Olten
Auf dem Ildefonsplatz gabs Literatur ungefiltert, unplugged und hautnah

Auf dem Ildefonsplatz konnten am Freitag Schreibende ihr Können präsentieren.

Urs Amacher
Merken
Drucken
Teilen
Brückenwagen ohne Stromanschluss – Syléna Vincent, Singer/Songwriter und Autorin von modernen Gedichten, sang unplugged selbst geschriebene Lieder.

Brückenwagen ohne Stromanschluss – Syléna Vincent, Singer/Songwriter und Autorin von modernen Gedichten, sang unplugged selbst geschriebene Lieder.

Urs Amacher

Die Stadtbibliothek Olten lud am letzten Freitag erstmals zu einer «Literatur unplugged» auf den Ildefonsplatz ein. Dort bot sie Personen, die gerne schreiben, eine offene Bühne, um eigene Texte einem breiten Publikum vorzulesen.
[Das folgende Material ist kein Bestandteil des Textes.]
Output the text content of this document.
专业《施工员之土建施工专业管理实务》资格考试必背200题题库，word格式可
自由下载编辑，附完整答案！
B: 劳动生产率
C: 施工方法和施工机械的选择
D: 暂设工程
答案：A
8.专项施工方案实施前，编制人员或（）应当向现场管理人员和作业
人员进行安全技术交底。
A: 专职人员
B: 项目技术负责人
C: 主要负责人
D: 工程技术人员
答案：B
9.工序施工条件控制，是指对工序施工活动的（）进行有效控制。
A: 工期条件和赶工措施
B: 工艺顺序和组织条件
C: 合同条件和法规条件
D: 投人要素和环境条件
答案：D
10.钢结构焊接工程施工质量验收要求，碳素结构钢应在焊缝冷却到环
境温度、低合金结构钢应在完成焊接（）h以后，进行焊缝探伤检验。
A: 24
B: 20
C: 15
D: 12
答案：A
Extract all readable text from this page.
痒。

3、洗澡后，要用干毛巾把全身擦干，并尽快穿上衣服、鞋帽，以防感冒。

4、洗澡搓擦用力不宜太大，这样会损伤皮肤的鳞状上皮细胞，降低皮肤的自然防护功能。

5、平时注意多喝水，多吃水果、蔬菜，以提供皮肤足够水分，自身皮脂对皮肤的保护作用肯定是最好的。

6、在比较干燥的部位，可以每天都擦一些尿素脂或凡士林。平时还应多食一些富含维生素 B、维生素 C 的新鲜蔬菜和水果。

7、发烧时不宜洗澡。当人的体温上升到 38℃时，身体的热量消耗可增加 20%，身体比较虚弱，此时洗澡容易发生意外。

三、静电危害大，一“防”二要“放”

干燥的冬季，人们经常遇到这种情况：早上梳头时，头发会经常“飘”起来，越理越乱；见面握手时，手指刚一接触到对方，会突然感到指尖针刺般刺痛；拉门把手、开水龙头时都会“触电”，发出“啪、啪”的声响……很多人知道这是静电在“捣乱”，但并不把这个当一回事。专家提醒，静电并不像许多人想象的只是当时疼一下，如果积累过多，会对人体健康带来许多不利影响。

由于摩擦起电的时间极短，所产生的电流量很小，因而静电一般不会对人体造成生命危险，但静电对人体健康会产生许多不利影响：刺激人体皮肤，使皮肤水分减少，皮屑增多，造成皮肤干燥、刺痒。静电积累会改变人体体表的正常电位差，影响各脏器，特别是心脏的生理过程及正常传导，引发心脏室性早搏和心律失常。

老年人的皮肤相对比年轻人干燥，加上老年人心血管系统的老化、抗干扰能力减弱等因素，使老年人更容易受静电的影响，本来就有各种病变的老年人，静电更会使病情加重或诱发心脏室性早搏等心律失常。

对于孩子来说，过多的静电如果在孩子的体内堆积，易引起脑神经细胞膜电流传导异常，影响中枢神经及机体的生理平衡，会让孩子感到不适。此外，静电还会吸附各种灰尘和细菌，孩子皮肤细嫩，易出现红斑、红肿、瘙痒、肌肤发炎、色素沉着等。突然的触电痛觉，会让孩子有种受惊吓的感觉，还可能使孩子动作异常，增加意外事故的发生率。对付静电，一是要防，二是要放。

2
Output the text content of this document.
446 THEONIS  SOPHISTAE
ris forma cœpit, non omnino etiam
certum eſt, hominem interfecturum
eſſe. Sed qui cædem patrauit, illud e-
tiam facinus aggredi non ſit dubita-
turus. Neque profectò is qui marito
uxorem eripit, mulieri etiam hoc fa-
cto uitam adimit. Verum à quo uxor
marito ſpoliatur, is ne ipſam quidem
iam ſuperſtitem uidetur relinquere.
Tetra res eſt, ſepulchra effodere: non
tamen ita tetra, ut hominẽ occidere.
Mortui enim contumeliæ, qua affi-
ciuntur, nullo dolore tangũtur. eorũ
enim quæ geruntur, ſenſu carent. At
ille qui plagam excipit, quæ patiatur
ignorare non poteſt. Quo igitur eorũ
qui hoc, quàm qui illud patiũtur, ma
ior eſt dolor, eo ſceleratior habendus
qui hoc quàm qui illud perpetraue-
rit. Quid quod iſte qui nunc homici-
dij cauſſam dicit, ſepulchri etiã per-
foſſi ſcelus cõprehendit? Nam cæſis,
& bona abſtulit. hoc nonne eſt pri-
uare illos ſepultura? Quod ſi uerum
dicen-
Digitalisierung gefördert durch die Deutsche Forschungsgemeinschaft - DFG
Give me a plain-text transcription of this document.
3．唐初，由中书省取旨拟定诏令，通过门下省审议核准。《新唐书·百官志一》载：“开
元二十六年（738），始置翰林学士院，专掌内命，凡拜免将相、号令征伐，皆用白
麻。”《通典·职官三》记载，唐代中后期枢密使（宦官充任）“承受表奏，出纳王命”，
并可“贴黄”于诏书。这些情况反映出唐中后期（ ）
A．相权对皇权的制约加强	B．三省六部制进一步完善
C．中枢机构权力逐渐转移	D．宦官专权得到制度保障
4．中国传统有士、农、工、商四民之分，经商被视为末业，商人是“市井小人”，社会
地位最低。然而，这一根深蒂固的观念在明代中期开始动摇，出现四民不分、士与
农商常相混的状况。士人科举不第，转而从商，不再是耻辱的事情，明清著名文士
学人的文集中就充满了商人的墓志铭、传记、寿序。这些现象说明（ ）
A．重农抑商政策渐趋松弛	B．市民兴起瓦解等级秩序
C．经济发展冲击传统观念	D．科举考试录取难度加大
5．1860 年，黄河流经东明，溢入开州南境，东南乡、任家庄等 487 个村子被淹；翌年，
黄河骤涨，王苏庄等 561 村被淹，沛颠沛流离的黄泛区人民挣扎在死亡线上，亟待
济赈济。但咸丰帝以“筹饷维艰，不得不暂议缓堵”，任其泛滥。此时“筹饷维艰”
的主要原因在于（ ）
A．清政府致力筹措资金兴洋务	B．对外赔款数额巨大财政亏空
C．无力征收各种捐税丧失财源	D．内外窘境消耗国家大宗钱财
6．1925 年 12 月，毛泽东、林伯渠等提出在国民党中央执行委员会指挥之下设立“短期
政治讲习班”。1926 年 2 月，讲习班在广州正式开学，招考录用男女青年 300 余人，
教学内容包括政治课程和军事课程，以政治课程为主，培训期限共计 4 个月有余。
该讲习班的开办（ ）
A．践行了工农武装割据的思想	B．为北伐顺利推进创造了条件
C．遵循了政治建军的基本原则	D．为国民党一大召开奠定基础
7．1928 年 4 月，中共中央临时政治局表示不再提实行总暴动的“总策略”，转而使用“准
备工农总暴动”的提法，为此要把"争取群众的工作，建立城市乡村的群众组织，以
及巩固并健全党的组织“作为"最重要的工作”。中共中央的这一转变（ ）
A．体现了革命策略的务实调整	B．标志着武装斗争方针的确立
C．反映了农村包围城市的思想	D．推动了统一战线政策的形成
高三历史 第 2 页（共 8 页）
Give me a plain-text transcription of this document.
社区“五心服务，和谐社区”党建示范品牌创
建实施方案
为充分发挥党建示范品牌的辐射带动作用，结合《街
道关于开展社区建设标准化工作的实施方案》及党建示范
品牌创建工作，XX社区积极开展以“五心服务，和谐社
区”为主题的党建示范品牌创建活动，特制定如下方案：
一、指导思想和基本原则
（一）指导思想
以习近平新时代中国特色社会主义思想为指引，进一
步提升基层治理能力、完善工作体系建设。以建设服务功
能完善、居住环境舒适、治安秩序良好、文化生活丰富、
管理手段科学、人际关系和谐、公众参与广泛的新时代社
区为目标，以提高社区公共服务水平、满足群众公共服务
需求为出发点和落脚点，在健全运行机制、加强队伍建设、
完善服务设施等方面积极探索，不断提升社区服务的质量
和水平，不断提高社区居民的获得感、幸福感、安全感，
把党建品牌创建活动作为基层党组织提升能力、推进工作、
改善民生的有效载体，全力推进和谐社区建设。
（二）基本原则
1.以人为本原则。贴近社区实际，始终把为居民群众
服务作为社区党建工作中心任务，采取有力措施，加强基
Ein paar Tische und Bänke waren aufgestellt, der Wagen, mit dem die Stadtwerkarbeiter die Festbänke herangekarrt hatten, diente als Bühne – «Literatur unplugged» kam fast ohne Requisiten aus. Auch war der von Christoph Rast mit «Konzert am Turm» initiierte Open-Air-Anlass unkompliziert organisiert, es gab keine Voranmeldung, sondern die Autoren mussten sich nur kurz vor Beginn einschreiben.

«Literatur unplugged» erwies sich dadurch als herrlich flexibel und spontan. Eine der Autorinnen, Syléna Vincent, verriet im Vorgespräch, sie werde Gedichte vortragen. Und als sie nebenbei bemerkte, sie pflege einige ihre Verse sowohl zu vertonen als auch zu singen, da lag die Frage auf der Hand: Warum trägt sie nicht gleich hier eine Kostprobe ihres Liederrepertoires vor? Unplugged, ohne Mikrofon und Verstärker, sei kein Problem, antwortete die Musikerin, und notfalls singe sie auch a cappella, ein Begleitinstrument allerdings wäre hilfreich. Glücklicherweise liegt der Laden von Willi’s Music and Art in Sichtweite, wo Fabio Rüegsegger umgehend eine akustische Gitarre samt Kapodaster organisierte. So kam das Publikum in den Genuss von drei Sets, in denen Syléna Vincent ihre selber getexteten und komponierten Songs vortrug. Damit umrahmte sie die Textlesungen und verlieh mit ihrer Musik der wortbetonten Veranstaltung eine zusätzliche Dimension. Syléna Vincent war so etwas wie die Entdeckung des Abends, und ihre mit facettenreicher Stimme gesungenen schönen Balladen machten Lust auf mehr.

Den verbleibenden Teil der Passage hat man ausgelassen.